4ème de couv. : Les Fontaines. Une pierre cassée au milieu d’un pays qui s’en fiche. Un morceau du monde qui dérive, porté par les vents et les orages. Une île au milieu d’une terre abrupte. Je connais les histoires de ce village, mais une seule les rassemble toutes. Elle doit être entendue. L’histoire d’André, de son fils Benedict, de sa petite-fille, Bérangère. Une famille de médecins. Celle de Maxime, de son fils Valère, et de ses vaches. Une famille de paysans. Et au milieu, une maison. Ou ce qu’il en reste. 
Trois générations confrontées à l’Histoire et au fol orgueil des hommes ayant oublié la permanence hiératique de la nature.
Saga portée par la fureur et la passion, Trois Saisons d’orage peint une vision de la seconde partie du XXe siècle placée sous le signe de la fable antique. Les Trois-Gueules, « forteresse de falaises réputée infranchissable », où elle prend racine, sont un espace où le temps est distordu, un lieu qui se resserre à mesure que le monde, autour, s’étend. Si elles happent, régulièrement, un enfant au bord de leurs pics, noient un vieillard dans leurs torrents, écrasent quelques ouvriers sous les chutes de leurs pierres, les villageois n’y peuvent rien ; mais ils l’acceptent, car le reste du temps, elles sont l’antichambre du paradis. 
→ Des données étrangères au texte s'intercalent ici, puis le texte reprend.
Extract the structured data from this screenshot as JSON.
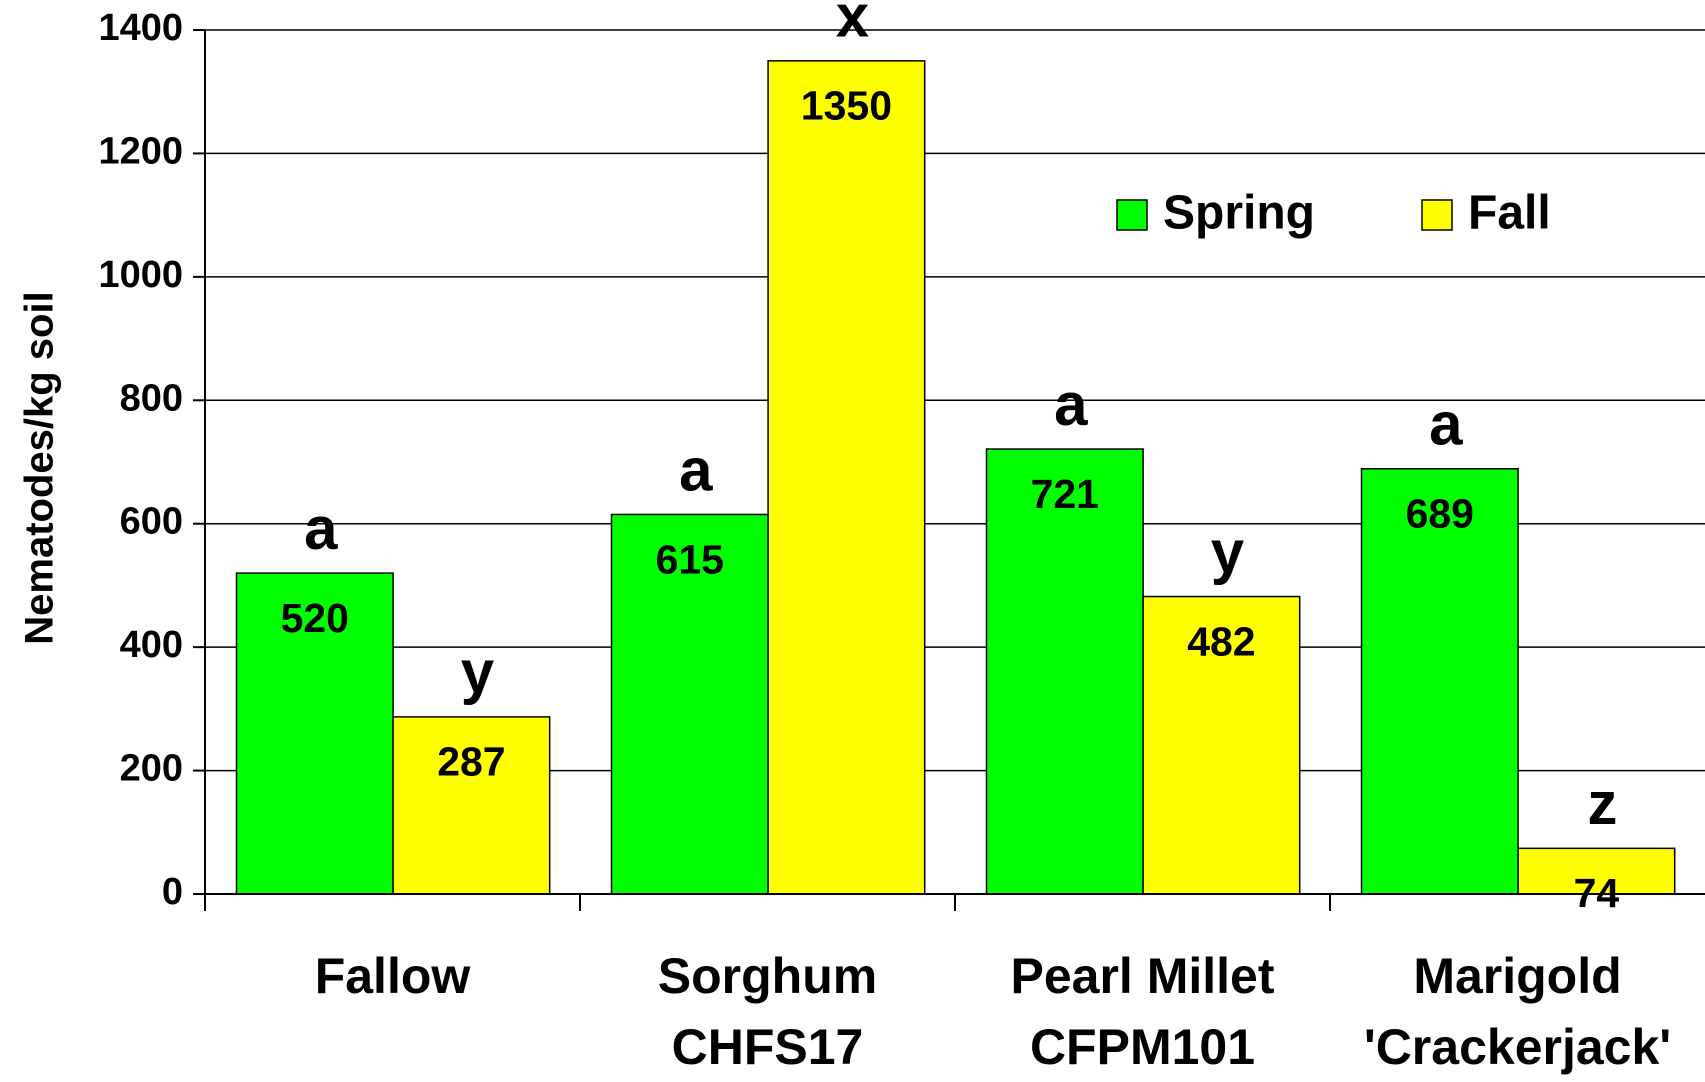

Epoustouflant ! Une fois plongé dans la lecture de ce roman, impossible de le lâcher ! Un véritable coup de cœur. J’ai aimé, aimé, aimé. L’auteure nous emmène avec poésie et force dans une bourgade perdue du massif central à la sortie de la seconde guerre mondiale. André, médecin, traumatisé par la mort de dizaine d’enfants, décide de s’installer dans cet endroit nommé « Les trois gueules » pour effacer cette douleur en aidant ceux qui en ont besoin. Son fils Bénédict, qui arrive dans des circonstances un peu particulière (mais chut…), décide lui aussi de devenir médecin et de reprendre le cabinet de son père. C’est ainsi qu’il reste aux trois gueules avec son épouse, Agnès tout droit venue de la ville, et son vieux père. Vient enfin leur fille Bérangère.
Mais il n’est pas facile de s’intégrer quand on n’est pas né au village, quand on vient de la ville. Pourtant la rencontre de cette famille avec celle de Delphine et Maxime, paysans de père en fils, va les lier à cette terre à tout jamais.

On assiste ainsi à la métamorphose d’un village, à ce conflit entre les gens de la campagne et de la ville qui n’aspirent pas aux mêmes ambitions, qui ne regardent pas cette nature avec les mêmes yeux, qui ne subissent pas la terre de façon égale. Cécile Coulon décrit aussi la place de la femme dans cette société à deux vitesses.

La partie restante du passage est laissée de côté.